The Tribunal ruled on Friday that the NCC had unfairly dismissed workers in April 2014 when it embarked on a retrenchment exercise as part of Government’s cost-cutting programme.
However, the panel rejected the workers’ demand to be reinstated and ordered 52 weeks’ compensation instead.
The Congress of Trade Unions and Staff Associations of Barbados (CTUSAB) today suggested that the workers should have had their jobs back since they should not have been dismissed in the first place.
CTUSAB President Cedric Murrell told Barbados TODAY Thursday afternoon that compensation alone would not get the retrenched employees off the breadline.
Murrell said even though he was encouraged by the fact that the ruling was in the workers’ favour in one sense, he did not feel the same way about what the actions of the NCC management had done to its staff.
“The Congress is comforted that the decision of the Employment Rights Tribunal was in favour of the workers of the NCC. It is not comforted however, by the fact of those workers . . . by the actions of their employer, now being disadvantaged, because the compensation will never compensate for the fact that they otherwise might have been at work,” he said.
In explaining the reasons for concluding the workers were unfairly dismissed, Tribunal Chairman Hal Gollop, QC, said the decision by the NCC not to consult with the workers or the NUPW, along with its failure to recognize the union as the workers’ bargaining agent was a breach of their constitutional rights. He also said the last-in-first-out principle was “arbitrarily applied”.
The CTUSAB president said this meant that public and private sector employers or representatives of employers would now have to ensure that before they acted, the proper consultation was done with regards to termination of workers.
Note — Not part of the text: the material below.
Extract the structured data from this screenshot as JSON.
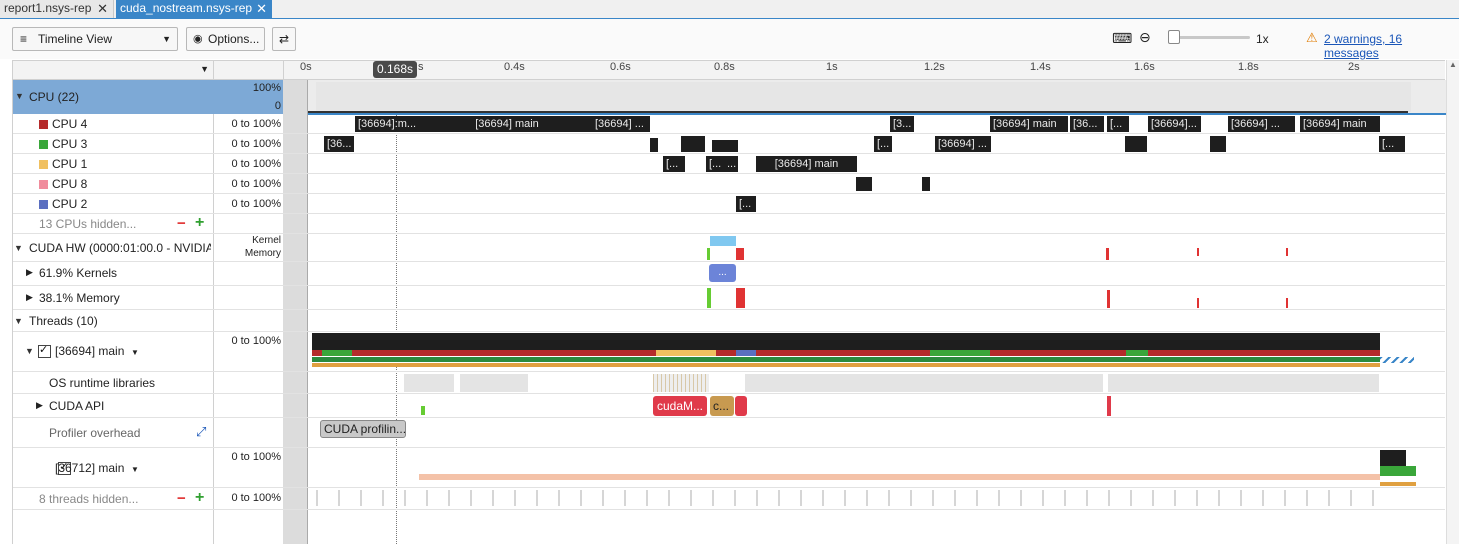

“The Congress has called repeatedly for the process of consultation to be respected and honoured, especially as we try to hold fast to the voluntaristic system, though, still recognizing that there needs to be a legal framework in which we operate,” he said.
“What this decision has clearly said is that employers have to respect the process of consultation with the unions and if at all possible, that it would be better if consensus and agreement were reached,” Murrell stressed.
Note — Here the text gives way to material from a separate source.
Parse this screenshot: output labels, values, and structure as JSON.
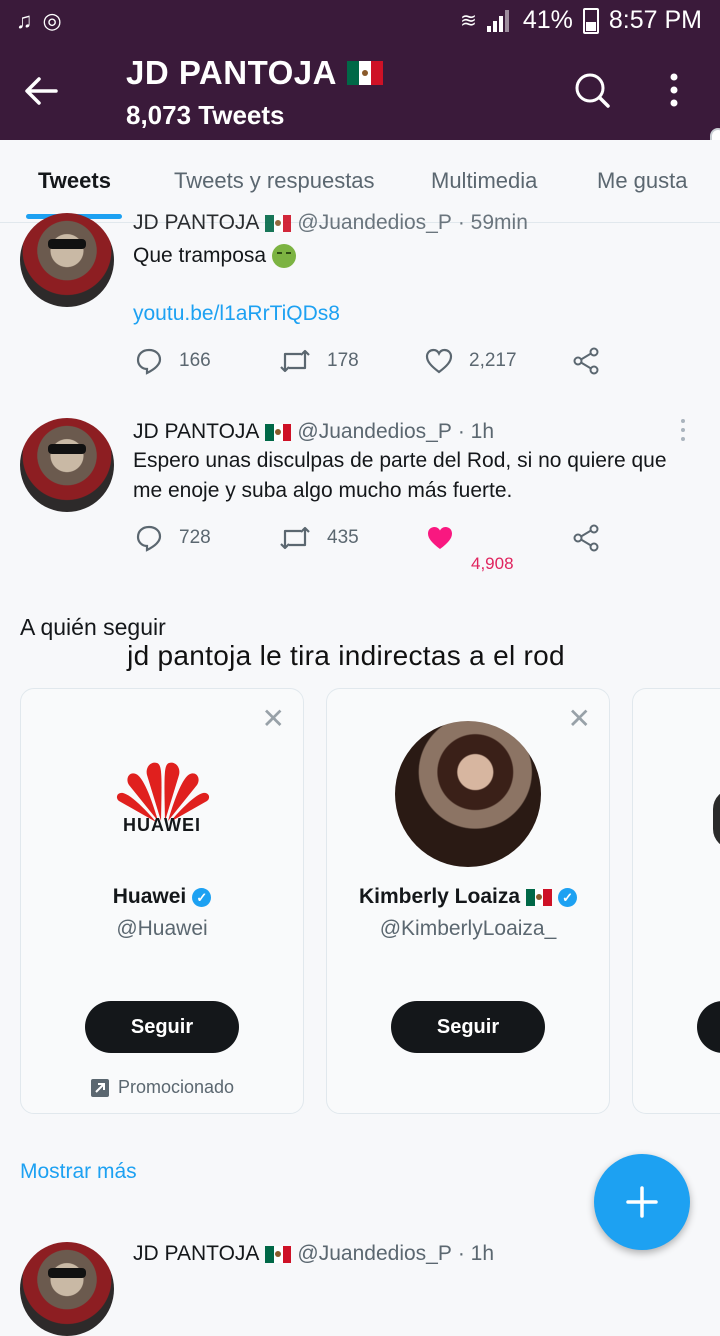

In his ruling, Gollop said the workers represented by the National Union of Public Workers were unfairly dismissed, and therefore the tribunal awarded Cutie Lynch – the former general worker in whose name the suit was filed – 52 weeks worth of wages; and ordered the same compensation for those represented by the Barbados Workers Union in the name of Anderson Chase. Gollop also ruled that both unions and the commission now had to negotiate the compensation based on the Employments Rights Act, which provides for no more than 52 weeks’ wages.
Prime Minister Freundel Stuart has promised that Government will find the funds to compensate the dismissed workers.
“Government has to pay. You cannot have a decision against a Government institution – and in this case the NCC – and say you can’t afford to pay. You have to pay. Whatever the terms on which the payments are made it is now a debt due and owing by the NCC when the figures have been finalized,” Stuart said this week when asked if Government could really afford to pay at this time.
Government’s public sector retrenchment programme resulted in about 3,000 workers across the sector being placed on the breadline.